Undermining state pensions is short-sighted

By John Burbank

Are you saving for your retirement? If you are working, you are. You put 4.1 percent of your paycheck into Social Security, through the FICA tax.

Now consider if we had no Social Security. The vast majority of workers would be understandably worried about paying the bills on their current income, their co-insurance for health coverage, their mortgage, not to mention saving for college for their kids. Retirement savings? That can be put off another day, month, year, decade. And that is what gets us into trouble when we actually do retire and look for some income to help us along in our declining years.

So we have the people’s pension — Social Security. But even though we all contribute to Social Security, it is no gravy train. The average Social Security benefit is $1,067 a month. We need other retirement savings.

For 66 million Americans, about one out of every three of us, defined benefit retirement systems provide added income security in retirement. Like Social Security, these systems pool the retirement savings of their members. Their employers also pay into these pools. And in retirement, these pensions provide a solid and dependable monthly check. You won’t get rich, but you will have income security. And that is the point.

Defined benefit pensions require contributions from both employers and employees. But corporate employers are reducing pension contributions, closing down pension plans, and shifting to deferred compensation, which puts all the cost and burden of retirement on the employees. It’s part of a pattern of disinvesting from workers and their families, channeling more money into profits, outsourcing jobs, and boosting executive pay.

But when Washington state employs people, citizens rightly expect it to model better employment practices than that. After all, we share a public interest in making sure our firefighters, police, public health nurses, teachers and snow-plow drivers can depend on secure retirement income. So governments fund pensions and other benefits (like health care), while keeping public sector wages lower than in the private sector for similar jobs.

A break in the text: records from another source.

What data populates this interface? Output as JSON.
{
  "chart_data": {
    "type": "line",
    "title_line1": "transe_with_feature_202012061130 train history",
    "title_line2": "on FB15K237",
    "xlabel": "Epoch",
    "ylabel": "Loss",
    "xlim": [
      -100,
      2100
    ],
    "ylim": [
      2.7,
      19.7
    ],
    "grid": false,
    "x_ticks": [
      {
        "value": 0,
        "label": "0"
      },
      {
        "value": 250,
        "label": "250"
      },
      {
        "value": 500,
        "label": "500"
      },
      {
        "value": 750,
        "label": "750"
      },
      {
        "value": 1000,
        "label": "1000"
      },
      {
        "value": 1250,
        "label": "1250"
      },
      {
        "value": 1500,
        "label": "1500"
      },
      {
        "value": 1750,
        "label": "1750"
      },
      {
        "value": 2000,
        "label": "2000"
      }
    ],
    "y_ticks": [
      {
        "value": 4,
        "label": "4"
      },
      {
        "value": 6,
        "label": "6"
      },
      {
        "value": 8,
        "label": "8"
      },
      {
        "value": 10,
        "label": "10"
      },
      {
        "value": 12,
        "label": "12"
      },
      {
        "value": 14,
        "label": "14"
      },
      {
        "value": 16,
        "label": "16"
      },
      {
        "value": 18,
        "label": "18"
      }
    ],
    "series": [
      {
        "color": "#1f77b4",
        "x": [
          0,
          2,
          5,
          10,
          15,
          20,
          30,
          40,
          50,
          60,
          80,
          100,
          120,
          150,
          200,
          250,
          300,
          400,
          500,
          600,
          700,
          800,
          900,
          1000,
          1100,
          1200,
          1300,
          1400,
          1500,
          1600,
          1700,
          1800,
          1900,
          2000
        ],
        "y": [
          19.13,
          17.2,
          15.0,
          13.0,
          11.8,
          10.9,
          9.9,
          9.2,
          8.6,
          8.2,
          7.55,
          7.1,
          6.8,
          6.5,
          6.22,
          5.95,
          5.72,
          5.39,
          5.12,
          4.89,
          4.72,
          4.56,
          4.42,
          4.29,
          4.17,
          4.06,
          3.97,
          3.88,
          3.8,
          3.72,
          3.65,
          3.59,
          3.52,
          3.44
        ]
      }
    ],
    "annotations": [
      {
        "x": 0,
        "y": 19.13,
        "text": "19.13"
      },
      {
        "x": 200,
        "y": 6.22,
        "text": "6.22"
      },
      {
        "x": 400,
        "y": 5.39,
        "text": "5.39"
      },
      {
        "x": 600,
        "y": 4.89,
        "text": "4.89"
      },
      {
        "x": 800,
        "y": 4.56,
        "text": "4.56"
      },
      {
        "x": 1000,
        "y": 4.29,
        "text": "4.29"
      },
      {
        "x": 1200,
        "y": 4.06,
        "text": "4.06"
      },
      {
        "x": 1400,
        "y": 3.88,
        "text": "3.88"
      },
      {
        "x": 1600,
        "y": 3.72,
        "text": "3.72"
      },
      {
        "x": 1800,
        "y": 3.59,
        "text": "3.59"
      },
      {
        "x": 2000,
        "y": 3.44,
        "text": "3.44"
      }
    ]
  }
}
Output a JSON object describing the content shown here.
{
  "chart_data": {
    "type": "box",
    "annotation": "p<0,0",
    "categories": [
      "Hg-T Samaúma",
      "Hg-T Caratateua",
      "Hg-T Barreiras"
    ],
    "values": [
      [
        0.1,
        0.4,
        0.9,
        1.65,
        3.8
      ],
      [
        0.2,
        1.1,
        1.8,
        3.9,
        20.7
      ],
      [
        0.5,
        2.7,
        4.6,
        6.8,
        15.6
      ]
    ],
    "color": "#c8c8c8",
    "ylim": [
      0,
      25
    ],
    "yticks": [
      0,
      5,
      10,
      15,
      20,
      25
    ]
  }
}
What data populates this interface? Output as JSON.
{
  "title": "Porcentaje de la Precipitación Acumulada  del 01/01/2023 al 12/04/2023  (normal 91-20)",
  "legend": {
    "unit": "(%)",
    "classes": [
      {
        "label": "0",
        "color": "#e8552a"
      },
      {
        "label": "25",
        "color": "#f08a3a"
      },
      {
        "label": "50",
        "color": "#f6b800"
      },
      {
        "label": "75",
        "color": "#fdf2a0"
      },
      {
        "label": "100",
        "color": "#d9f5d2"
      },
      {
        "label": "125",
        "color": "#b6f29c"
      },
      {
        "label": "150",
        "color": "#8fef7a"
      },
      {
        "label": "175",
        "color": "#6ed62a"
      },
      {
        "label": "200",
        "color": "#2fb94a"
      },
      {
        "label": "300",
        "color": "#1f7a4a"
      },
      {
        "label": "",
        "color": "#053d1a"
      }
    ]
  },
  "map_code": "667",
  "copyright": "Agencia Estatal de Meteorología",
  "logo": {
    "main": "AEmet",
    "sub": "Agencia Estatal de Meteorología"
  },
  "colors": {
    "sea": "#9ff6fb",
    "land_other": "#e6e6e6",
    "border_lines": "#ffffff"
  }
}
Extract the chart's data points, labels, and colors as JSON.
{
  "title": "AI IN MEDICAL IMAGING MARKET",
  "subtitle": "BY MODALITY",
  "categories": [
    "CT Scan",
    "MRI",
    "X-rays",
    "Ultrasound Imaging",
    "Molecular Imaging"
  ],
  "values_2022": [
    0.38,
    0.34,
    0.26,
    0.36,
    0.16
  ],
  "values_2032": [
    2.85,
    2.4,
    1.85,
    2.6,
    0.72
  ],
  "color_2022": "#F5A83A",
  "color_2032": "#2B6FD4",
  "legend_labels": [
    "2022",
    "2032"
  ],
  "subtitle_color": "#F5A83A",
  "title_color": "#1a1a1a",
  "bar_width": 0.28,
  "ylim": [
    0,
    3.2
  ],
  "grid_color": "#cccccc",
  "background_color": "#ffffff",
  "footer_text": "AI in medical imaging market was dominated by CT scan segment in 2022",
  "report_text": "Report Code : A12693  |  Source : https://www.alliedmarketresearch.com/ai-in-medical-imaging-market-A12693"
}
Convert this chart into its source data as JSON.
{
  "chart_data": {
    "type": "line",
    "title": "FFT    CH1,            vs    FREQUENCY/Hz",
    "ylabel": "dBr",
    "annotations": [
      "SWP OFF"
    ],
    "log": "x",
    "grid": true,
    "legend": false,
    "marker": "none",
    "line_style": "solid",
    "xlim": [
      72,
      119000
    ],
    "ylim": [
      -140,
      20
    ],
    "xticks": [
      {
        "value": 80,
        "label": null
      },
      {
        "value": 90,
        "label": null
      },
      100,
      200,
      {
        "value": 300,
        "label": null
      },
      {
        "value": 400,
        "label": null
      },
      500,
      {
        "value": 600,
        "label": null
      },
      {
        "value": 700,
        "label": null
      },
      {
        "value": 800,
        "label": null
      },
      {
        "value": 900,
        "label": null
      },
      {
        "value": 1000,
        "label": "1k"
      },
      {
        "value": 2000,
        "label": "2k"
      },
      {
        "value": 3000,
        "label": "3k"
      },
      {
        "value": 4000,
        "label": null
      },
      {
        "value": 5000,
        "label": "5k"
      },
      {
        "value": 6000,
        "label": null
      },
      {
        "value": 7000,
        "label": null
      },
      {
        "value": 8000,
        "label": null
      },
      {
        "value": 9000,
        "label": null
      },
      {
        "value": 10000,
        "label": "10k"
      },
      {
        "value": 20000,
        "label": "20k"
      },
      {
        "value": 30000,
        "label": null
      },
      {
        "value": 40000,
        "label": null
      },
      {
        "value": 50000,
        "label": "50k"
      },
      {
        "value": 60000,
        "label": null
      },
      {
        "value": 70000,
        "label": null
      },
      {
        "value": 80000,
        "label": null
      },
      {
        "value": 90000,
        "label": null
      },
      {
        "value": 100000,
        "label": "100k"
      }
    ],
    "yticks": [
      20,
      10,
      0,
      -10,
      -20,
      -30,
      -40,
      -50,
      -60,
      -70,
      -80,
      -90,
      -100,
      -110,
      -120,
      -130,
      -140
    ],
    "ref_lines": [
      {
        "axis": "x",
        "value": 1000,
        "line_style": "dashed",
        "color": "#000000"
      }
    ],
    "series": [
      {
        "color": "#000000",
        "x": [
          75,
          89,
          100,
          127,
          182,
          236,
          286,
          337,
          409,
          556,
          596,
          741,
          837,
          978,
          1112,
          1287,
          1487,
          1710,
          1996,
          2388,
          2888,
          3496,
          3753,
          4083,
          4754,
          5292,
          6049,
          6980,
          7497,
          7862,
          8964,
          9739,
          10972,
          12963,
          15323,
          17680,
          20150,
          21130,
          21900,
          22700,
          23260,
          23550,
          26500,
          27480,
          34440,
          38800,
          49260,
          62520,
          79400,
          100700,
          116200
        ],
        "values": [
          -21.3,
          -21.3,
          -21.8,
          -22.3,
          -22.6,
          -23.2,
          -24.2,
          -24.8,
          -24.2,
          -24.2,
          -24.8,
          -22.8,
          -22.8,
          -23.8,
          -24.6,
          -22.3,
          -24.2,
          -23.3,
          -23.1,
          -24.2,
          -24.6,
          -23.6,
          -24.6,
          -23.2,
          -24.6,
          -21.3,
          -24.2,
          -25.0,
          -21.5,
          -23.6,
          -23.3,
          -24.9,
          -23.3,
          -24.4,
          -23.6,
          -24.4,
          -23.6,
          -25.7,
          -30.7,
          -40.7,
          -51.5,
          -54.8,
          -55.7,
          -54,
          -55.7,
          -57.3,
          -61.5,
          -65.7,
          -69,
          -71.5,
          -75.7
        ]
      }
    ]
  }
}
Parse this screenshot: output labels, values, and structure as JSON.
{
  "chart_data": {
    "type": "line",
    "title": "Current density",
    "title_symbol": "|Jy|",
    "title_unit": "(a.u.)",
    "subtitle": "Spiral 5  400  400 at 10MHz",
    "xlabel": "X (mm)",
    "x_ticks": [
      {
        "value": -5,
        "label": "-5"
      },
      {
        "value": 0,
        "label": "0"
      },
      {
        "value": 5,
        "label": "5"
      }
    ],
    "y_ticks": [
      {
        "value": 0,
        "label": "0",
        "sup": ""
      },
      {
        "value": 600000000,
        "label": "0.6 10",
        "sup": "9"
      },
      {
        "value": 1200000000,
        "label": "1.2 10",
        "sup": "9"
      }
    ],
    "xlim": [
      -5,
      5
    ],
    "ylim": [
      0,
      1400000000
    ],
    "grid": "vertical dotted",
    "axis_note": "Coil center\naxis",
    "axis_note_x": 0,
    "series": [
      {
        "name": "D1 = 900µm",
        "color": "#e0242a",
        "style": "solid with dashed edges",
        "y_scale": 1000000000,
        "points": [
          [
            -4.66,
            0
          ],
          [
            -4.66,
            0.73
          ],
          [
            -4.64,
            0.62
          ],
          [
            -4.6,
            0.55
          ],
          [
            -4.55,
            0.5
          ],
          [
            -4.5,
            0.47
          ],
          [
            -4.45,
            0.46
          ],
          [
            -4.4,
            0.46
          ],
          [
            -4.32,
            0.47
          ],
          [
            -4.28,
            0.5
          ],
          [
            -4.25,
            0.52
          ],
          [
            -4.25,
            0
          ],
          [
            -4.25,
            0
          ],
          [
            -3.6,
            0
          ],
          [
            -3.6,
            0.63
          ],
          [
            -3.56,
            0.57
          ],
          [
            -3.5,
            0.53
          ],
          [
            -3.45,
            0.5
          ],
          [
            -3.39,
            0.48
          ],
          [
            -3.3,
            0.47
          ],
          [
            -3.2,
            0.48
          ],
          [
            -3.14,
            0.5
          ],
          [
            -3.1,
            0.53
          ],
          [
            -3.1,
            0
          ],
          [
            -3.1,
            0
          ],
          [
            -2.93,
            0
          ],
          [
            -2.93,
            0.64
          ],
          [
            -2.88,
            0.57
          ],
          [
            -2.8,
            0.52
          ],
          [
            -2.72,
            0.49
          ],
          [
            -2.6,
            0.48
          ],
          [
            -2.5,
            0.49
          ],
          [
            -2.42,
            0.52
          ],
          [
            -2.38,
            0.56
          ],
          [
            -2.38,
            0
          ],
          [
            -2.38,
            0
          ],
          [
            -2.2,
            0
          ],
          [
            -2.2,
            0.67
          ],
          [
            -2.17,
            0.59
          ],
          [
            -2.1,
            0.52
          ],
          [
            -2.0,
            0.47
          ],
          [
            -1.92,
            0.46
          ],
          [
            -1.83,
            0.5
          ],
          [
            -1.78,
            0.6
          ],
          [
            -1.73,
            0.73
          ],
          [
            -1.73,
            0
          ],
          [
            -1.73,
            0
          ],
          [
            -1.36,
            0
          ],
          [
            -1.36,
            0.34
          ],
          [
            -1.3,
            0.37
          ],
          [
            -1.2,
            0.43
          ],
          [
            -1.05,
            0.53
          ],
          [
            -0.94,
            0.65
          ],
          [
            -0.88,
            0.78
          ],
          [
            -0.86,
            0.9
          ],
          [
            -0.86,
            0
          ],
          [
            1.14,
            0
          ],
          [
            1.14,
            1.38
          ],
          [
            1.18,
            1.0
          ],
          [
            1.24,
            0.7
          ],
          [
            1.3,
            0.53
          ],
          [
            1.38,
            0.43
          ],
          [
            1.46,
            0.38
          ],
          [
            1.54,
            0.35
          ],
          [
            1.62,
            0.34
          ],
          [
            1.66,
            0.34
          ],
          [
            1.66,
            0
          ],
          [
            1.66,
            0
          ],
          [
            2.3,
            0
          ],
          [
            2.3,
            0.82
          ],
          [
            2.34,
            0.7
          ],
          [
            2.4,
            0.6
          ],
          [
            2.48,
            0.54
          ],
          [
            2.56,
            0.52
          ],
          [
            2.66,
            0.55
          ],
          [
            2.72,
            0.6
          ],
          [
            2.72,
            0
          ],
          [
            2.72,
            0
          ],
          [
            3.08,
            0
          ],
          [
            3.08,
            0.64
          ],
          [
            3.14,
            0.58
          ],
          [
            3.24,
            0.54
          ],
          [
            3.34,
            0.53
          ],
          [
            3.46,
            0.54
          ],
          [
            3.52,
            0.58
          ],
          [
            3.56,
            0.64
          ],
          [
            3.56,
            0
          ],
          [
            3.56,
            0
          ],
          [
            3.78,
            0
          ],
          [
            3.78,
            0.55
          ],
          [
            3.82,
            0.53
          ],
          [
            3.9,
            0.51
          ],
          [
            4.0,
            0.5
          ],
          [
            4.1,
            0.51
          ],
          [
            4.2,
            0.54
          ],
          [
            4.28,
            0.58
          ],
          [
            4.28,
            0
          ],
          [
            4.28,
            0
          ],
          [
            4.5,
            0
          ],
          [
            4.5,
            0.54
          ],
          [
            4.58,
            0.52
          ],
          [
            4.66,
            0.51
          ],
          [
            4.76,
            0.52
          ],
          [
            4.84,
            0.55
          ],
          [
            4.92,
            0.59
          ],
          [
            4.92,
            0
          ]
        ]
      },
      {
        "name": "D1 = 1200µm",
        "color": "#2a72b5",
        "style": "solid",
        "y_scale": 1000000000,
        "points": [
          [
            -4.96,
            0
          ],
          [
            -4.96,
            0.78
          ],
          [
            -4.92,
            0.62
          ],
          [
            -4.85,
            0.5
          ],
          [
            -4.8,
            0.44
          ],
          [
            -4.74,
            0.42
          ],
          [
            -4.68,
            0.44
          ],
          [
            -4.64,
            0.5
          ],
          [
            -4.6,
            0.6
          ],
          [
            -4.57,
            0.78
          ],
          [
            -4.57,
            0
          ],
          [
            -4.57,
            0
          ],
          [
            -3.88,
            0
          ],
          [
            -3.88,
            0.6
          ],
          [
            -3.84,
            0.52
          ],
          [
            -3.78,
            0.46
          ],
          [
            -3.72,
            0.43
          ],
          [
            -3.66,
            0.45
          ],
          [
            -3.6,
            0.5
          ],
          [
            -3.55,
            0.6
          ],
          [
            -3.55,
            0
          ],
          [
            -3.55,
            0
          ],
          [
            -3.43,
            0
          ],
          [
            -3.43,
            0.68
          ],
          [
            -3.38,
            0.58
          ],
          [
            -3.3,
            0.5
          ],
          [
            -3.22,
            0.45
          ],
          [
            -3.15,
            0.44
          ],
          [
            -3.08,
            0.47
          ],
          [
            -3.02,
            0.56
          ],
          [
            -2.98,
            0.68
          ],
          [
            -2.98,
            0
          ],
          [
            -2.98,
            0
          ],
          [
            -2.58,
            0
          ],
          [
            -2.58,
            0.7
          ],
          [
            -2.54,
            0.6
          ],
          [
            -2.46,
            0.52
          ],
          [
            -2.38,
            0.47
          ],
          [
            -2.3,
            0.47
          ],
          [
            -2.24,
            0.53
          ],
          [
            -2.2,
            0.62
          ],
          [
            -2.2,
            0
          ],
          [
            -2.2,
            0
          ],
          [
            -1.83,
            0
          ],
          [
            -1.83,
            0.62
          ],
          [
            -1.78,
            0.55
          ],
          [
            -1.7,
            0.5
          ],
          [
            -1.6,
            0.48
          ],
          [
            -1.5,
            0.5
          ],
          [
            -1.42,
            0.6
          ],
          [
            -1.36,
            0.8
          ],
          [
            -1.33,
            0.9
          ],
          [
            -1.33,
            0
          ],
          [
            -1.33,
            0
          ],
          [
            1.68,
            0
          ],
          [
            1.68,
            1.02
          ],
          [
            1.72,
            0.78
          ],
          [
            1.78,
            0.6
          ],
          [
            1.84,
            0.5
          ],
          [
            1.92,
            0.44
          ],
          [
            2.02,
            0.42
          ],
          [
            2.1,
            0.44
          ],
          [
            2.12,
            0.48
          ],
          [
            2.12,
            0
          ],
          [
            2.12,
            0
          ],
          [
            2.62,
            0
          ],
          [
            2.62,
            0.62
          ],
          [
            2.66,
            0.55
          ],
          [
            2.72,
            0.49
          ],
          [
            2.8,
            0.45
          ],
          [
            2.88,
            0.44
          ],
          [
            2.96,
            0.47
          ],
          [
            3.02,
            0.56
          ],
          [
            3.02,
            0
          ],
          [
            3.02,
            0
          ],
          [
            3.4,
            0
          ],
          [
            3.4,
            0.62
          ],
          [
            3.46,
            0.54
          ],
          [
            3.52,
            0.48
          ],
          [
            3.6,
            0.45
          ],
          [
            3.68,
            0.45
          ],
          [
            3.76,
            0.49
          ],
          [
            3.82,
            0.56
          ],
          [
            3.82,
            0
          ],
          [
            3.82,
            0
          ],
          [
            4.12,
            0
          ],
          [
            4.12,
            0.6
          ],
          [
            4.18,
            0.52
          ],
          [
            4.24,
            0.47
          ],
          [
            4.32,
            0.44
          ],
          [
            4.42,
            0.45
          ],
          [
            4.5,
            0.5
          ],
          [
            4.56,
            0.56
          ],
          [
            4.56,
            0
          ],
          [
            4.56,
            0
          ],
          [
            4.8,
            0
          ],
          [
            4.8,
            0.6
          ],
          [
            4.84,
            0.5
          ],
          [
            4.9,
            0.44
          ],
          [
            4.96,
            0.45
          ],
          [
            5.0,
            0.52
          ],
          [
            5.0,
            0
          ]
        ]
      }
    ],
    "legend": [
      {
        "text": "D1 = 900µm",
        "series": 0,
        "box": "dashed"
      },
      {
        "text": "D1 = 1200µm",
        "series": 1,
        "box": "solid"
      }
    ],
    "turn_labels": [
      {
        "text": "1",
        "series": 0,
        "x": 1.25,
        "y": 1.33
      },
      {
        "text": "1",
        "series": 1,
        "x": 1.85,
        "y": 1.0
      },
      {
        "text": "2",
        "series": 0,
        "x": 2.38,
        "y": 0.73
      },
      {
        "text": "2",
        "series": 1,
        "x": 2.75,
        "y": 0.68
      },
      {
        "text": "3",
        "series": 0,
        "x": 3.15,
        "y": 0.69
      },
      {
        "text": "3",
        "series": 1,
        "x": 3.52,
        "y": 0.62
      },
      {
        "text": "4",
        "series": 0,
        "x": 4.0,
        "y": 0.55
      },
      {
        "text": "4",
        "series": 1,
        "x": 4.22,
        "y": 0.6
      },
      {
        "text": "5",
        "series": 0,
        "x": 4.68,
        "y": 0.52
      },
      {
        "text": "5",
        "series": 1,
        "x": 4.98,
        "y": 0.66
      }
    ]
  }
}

In Washington we have developed a series of pension plans for police and firefighters, public employees, teachers, other school employees, and even judges. Because these plans have been well-shepherded, our state is one of the top four in the country with 100 percent of our combined pension liability funded. But it is not all roses.

Two pension plans, closed to new employees for almost 35 years, are only funded at about 75 percent of their liability. That’s in large part because, while workers have been steadily paying into the programs, the Legislature has skipped agreed-upon payments over the past decade.

Ten days ago, the Senate Republicans, along with Rodney Tom (D-Medina), Tim Sheldon (D-Potlatch), and Jim Kastama (D-Puyallup), proposed a state budget that will dig this hole deeper. They want to completely skip the state’s annual payment into the pension system. That will save the state and local governments $394 million this year. But they will end up paying $867 million later. That’s because at some point they have to make up the skipped payments and the $473 million in lost investment earnings. Talk about bad math.

Other items in the Senate Republicans’ budget don’t add up either: They want to close off the financially healthy current pension programs and push all new employees into a hybrid deferred compensation program. Doing so shifts risk to employees. It also starves the current pension program, because contributions that would have come from new employees are diverted. It boils down to robbing Peter to pay Paul, while undermining a pension system that delivers dependable and modest benefits — the typical benefit is $1,500 a month.

In 2009 state and local pensions generated $4.5 billion in economic output in our state — supporting close to 31,000 jobs, and creating almost $600 million in tax revenues for federal, state and local governments. Each dollar invested by the Legislature in pensions supported more than $8 in economic activity in our state.

When you mess around with pensions, you are messing around with the long-term economic health of our state, with job creation, and the respect and security of retirees.

Washington state has a good retirement system that guarantees a modicum of income security to retired employees. Skipping payments and pushing new employees out undercuts the very people we all count on: teachers, firefighters, police and others. That may be just another day in the life of a corporation — but those values aren’t shared by most Washingtonians, and they have no place in our state’s budget either.